Старик, должно быть, еще не спал: он быстро, не по-стариковски, открыл дверь.
– Павлин Федорович, это я, Кобылин…
– Кобылин?
– Ну да, Никифор Кобылин… в пятом классе у вас учился…
Старик покачал головой:
– Кобылины у меня не учились.
– Ну вот еще, автобиографию я свою забыл. Да я тогда не Кобылин, Варзумов был. Ивана Никифоровича сын. В райпотребсоюзе который работал… Бухгалтером…

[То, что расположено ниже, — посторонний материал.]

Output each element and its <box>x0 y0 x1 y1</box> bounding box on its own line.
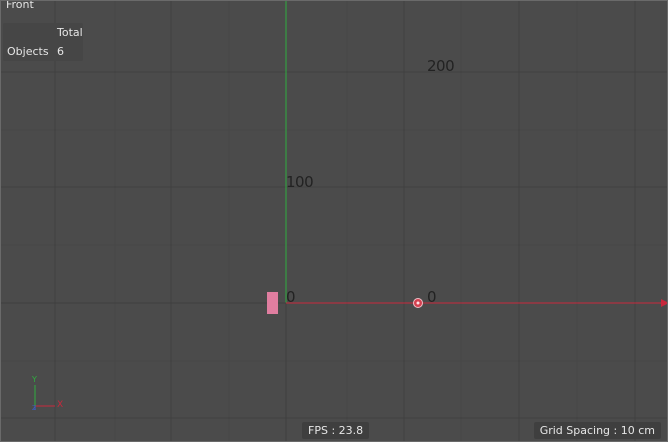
x-axis-arrow-icon <box>661 299 667 307</box>
axis-label-origin-0: 0 <box>286 288 296 306</box>
axis-label-y-100: 100 <box>286 173 314 191</box>
view-name-label[interactable]: Front <box>6 1 34 11</box>
minor-grid-lines <box>1 1 667 441</box>
axis-label-y-200: 200 <box>427 57 455 75</box>
stats-objects-value: 6 <box>57 45 64 58</box>
selected-object[interactable] <box>267 292 278 314</box>
axis-label-x-0: 0 <box>427 288 437 306</box>
fps-indicator: FPS : 23.8 <box>302 422 370 439</box>
gizmo-x-label: X <box>57 400 64 410</box>
stats-objects-label: Objects <box>7 45 49 58</box>
grid-spacing-indicator: Grid Spacing : 10 cm <box>533 422 661 439</box>
gizmo-z-label: Z <box>32 405 37 412</box>
major-grid-lines <box>1 1 667 441</box>
object-pivot-center <box>416 301 420 305</box>
stats-panel: Total Objects 6 <box>3 23 83 61</box>
viewport-grid <box>1 1 667 441</box>
gizmo-y-label: Y <box>32 375 37 384</box>
front-viewport[interactable]: Front Total Objects 6 200 100 0 0 Y X Z … <box>0 0 668 442</box>
stats-header-total: Total <box>57 26 83 39</box>
orientation-gizmo <box>34 385 55 410</box>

– Так это ты… ты от отца отрекся?
– Да будет вам, Павлин Федорович! Старое-то вспоминать… Когда это было-то!
Павлин Федорович спокойно и твердо, совсем как, бывало, на уроке, сказал:
– Нет, Кобылин, не все, что старое, забывается. – И вслед за тем так же спокойно закрыл дверь.
Микша оторопел. Он хотел крикнуть: «Да погодите же, Павлин Федорович! Да я не ради себя пришел, ради отца…»
И не крикнул. Не хватило духу.
Сколько времени он бродит? Где был? Что ищет?
Темень, темень кромешная, мрак кругом…
Какой-то забор вдруг преградил ему дорогу. Он ощупал его руками – похоже на острые штакетины, приподнял кверху лицо – что за шум над головой? Сосны, сосны шумят…
А-а, так вот куда его занесло – к братскому кладбищу, к дядьям на могилу.
Ну здравствуйте, здравствуйте, дядюшки!
Микша не тыкался, не вихлял больше в темноте: тут, на кладбище, он был как у себя в избе. Знал каждый поворот.
Уже давно перестали колонны демонстрантов ходить на братское кладбище в красные праздники, уже давно не говорят над могилами зажигательных, до самого сердца пробирающих речей, не поют «Интернационал», не палят из ружей, а он ходит. Из Сосина ходит. С красным флагом. В любую погоду, в ледоход попадает за реку…
– Ну, спасибо, дорогие дядюшки, – сказал в темноту Микша. – Устроили вы мне жизнь…
Ледяной ветер с воем, с визгом, как стая злющих собак, налетел на него, едва он ступил ногой на открытый большак. Он остановился. Может, обратно двинуть, в райцентр, переночевать у знакомых? Но он вспомнил вдруг Оксю, представил себе, как она, вся измучившись, ждет его дома, – и к черту, к дьяволу ночлеги. Даешь Сосино!
Ах дура, дура Окся! Прибежала к нему, вдовцу, семнадцатилетней девчонкой. Сама. «Не могу видеть, как мучаются осиротелые детишки», – а про то подумала, как с Кобылиным жить? Только и свету, только и радости она у него видела, что в первый год их совместной жизни он свозил ее в город да показал в областном музее уголок своих дядьев…
На лугу ведьмы справляли шабаш. Он сбился с дороги, залез в какую-то топкую озерину, в темноте потерял шапку. Хана! Не выбраться из этой проклятой ночи…
Ну нет, не для того он вывернул наизнанку всю свою жизнь, чтобы, как собака, подохнуть на открытом лугу. И он, зажав рукой сердце (оно, как загнанный заяц, торкалось под парусиной дождевика), опять начал утаптывать в темноте луг. И опять какая-то топь, болотина, опять какие-то кочки под ногами. Откуда? С каких пор на их ровнехоньком, как блюдо, лугу позавелась вся эта пакость?